The NBH, which has faced strong government pressure to cut rates faster to help the economy, held off on larger cuts last month amid a rise in market risks after its mid-January guidance that a sharp fall in inflation could help accelerate easing.
Hungary's headline inflation fell to an annual 3.8% in January from the European Union's highest levels of over 25% a year ago, while an economic recovery that started in the third quarter stalled in the last three months of 2023.
Deputy Governor Barnabas Virag told news website index.hu on Thursday that options for a 75-bp and 100-bp rate cut would both be on the table next week.
The median forecast of a Feb. 19-23 Reuters survey projects a 100-bp cut to 9%, although seven out of 17 economists have pencilled in just a 75-bp reduction.
"We continue to expect the NBH to lower its key policy rate by 100 bps to 9% but also still see significant risks for the central bank to err on the side of caution and maintain a steady 75-bp pace," Morgan Stanley (NYSE:MS) economists said in a note.

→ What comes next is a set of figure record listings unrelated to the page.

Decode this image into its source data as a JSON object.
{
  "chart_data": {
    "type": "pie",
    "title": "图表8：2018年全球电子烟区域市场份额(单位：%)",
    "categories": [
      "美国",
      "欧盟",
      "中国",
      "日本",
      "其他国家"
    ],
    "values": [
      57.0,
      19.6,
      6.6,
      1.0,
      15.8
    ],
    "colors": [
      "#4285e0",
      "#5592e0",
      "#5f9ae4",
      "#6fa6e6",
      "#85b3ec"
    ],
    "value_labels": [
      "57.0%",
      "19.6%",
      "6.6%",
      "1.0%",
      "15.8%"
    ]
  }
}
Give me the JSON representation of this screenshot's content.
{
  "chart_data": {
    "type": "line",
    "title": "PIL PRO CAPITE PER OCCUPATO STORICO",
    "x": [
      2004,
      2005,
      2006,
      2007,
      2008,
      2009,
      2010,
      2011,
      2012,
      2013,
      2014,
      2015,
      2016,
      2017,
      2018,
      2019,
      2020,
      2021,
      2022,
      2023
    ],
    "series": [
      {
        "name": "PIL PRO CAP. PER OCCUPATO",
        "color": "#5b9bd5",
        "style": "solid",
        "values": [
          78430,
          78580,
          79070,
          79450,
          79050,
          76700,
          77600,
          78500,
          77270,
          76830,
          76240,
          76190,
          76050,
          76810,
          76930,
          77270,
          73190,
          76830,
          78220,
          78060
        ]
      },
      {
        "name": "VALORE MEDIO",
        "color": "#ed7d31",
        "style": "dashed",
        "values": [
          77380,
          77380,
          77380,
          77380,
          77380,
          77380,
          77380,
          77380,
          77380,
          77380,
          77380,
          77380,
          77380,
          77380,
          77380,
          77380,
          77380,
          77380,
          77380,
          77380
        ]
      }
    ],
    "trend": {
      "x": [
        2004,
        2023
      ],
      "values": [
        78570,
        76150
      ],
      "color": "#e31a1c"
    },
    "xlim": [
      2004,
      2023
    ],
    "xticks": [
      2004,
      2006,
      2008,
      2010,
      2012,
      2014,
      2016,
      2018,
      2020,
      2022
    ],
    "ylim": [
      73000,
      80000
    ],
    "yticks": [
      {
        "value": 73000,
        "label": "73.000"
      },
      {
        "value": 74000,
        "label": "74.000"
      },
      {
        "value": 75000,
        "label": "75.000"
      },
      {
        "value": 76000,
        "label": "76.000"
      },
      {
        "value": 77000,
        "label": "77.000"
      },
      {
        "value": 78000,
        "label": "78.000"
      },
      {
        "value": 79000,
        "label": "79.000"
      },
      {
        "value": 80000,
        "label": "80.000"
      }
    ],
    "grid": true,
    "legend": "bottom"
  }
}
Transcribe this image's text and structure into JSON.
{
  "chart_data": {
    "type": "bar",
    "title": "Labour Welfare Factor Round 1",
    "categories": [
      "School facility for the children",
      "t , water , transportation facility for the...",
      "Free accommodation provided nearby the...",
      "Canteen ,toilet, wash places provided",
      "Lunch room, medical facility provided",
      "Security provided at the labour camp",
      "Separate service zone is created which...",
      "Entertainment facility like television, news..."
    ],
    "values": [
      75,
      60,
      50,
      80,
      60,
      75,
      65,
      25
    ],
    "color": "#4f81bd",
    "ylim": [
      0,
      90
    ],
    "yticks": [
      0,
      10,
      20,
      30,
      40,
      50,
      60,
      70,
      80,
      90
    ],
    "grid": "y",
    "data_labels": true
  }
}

"We expect the base rate to reach 6.25% in June, when we think that the NBH is likely to take a pause for the rest of the year."
A 100-bp cut next week would mean the NBH will have halved its main rate from 18% in an easing cycle launched last May, aided by a retreat in price growth and the recovery of the forint from record lows hit in October 2022.
But with annual inflation seen rebounding to 5.4% by the end of the year, the scope for further aggressive cuts is narrowing.
Economists polled by Reuters see Hungary's base rate at 6% at the end of 2024, suggesting next to no room for rate cuts in the second half if the NBH manages to deliver on its guidance to cut its base rate to 6-7% by the middle of the year.
Deeper cuts amid a projected rebound in inflation could upend the bank's strategy of keeping interest rates above the level of price growth.